Face à la réticence du parti à développer un véritable renouveau, son discrédit n’a cessé de croître. Sans Zuma comme bouc émissaire, la corruption est devenue de plus en plus injustifiable et les faits ont commencé à être révélés sans relâche. Le ministre des Sports et de la Culture [Zizi Kodwa] a été arrêté le 5 juin, une semaine seulement après les dernières élections, accusé d’avoir reçu des pots-de-vin d’une valeur de 1,6 million de rands (89 000 dollars) de la part d’un homme d’affaires ayant reçu des contrats gouvernementaux d’une valeur de 400 millions de rands (22 millions de dollars). Pour ne rien arranger, l’actuel président, Cyril Ramaphosa, dont l’accession au pouvoir s’est appuyée sur une campagne de lutte contre la corruption, fait l’objet de graves soupçons de malversations après qu’il a été découvert qu’il avait dissimulé un vol de plus d’un demi-million de dollars dans sa ferme de Phala Phala. L’origine réelle de l’argent reste inexpliquée.

En novembre 2022, l’ANC a utilisé sa majorité au parlement pour bloquer l’enquête sur l’origine de l’argent volé dans la ferme du président. L’enquête, menée par un groupe indépendant composé de deux juges à la retraite et d’un avocat chevronné, a été interrompue après que la majorité parlementaire de l’ANC a rejeté le rapport compilé par les experts.

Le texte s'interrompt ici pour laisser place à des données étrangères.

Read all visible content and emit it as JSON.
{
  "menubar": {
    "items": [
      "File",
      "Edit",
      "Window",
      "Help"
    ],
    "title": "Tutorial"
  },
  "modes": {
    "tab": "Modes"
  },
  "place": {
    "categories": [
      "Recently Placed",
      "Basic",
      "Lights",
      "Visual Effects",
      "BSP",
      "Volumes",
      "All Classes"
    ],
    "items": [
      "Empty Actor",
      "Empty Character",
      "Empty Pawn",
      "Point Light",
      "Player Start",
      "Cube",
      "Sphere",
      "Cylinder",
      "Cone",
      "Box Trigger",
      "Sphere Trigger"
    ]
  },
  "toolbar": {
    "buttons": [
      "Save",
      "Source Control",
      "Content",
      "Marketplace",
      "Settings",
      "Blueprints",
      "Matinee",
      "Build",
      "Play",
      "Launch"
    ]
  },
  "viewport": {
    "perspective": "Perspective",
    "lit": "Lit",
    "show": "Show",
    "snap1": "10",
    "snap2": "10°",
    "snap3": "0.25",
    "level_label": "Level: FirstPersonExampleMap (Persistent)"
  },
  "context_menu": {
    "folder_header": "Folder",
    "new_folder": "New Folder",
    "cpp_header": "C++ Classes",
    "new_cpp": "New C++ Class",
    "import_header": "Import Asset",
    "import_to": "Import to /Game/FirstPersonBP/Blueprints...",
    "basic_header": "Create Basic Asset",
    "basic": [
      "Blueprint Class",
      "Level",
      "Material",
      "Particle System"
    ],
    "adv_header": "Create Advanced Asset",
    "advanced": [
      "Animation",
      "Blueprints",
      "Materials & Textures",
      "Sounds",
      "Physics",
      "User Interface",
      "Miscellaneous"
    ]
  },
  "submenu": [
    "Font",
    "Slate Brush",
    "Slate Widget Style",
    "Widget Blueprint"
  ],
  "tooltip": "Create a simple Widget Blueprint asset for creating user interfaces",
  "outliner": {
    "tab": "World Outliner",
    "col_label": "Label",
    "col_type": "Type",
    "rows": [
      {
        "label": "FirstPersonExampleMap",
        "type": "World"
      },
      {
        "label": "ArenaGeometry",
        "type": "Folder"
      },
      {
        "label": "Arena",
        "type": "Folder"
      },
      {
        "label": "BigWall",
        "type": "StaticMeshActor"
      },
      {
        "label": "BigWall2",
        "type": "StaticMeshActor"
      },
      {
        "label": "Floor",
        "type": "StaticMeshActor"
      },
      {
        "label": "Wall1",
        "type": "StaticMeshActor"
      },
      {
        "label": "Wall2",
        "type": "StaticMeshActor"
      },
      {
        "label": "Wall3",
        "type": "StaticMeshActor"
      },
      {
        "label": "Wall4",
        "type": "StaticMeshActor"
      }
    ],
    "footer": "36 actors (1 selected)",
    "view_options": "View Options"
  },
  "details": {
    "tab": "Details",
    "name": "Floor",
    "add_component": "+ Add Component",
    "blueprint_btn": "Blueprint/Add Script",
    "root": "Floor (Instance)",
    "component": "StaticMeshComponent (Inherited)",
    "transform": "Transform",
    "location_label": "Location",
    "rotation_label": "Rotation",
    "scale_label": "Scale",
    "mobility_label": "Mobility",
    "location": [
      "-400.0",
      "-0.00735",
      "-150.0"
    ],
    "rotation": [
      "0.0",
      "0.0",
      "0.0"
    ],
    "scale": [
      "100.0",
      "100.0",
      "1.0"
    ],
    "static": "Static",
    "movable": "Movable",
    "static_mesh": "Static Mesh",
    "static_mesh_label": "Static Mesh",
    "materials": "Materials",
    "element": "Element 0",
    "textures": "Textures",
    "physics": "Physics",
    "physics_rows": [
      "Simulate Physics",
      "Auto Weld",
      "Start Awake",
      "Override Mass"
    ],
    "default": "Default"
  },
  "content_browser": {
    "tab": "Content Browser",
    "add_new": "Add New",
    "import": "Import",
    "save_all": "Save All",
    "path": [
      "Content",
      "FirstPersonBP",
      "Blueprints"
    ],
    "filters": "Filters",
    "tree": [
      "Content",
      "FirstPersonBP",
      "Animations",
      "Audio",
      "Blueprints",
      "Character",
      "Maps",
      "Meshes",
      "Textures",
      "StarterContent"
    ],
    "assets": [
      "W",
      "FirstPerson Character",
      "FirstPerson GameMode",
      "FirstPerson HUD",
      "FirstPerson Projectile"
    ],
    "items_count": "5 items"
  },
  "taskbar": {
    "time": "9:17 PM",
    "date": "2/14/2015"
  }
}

Le parti des Combattants pour la liberté économique [Economic Freedom Fighters], associé à la gauche politique, a porté l’affaire devant la Cour constitutionnelle. Si la Cour constitutionnelle juge que le Parlement a mal agi dans l’affaire Phala Phala et demande une nouvelle enquête parlementaire, l’actuel gouvernement d’unité nationale pourrait être déstabilisé. A cela s’ajoute un autre événement extrêmement grave: l’arrestation de la présidente du Parlement et membre éminente de l’ANC, Nosiviwe Mapisa-Nqakula [ministre de la Défense de 2012 à 2021 et présidente de l’Assemblée nationale d’août 2021 au 3 avril 2024], qui fait l’objet d’une enquête dans le cadre d’un scandale de corruption dans lequel elle aurait reçu des pots-de-vin d’un montant total de 25 000 dollars.

Le chômage, les faibles taux de croissance, les faibles niveaux d’investissement, les inégalités, la pauvreté, le fonctionnement désastreux des services publics tels que la santé, l’éducation et le logement, ainsi que la détérioration des infrastructures publiques [eau, électricité…] se sont aggravés depuis l’arrivée au pouvoir de Ramaphosa. Bien qu’il ait promis une transformation économique radicale axée sur l’amélioration des conditions de vie de la population noire, dont la grande majorité vit dans la pauvreté, aucun programme de ce type n’a été mis en place. La politique anti-corruption proclamée et le programme économique transformateur promis, les deux piliers du renouveau de l’ANC, brillent par leur absence.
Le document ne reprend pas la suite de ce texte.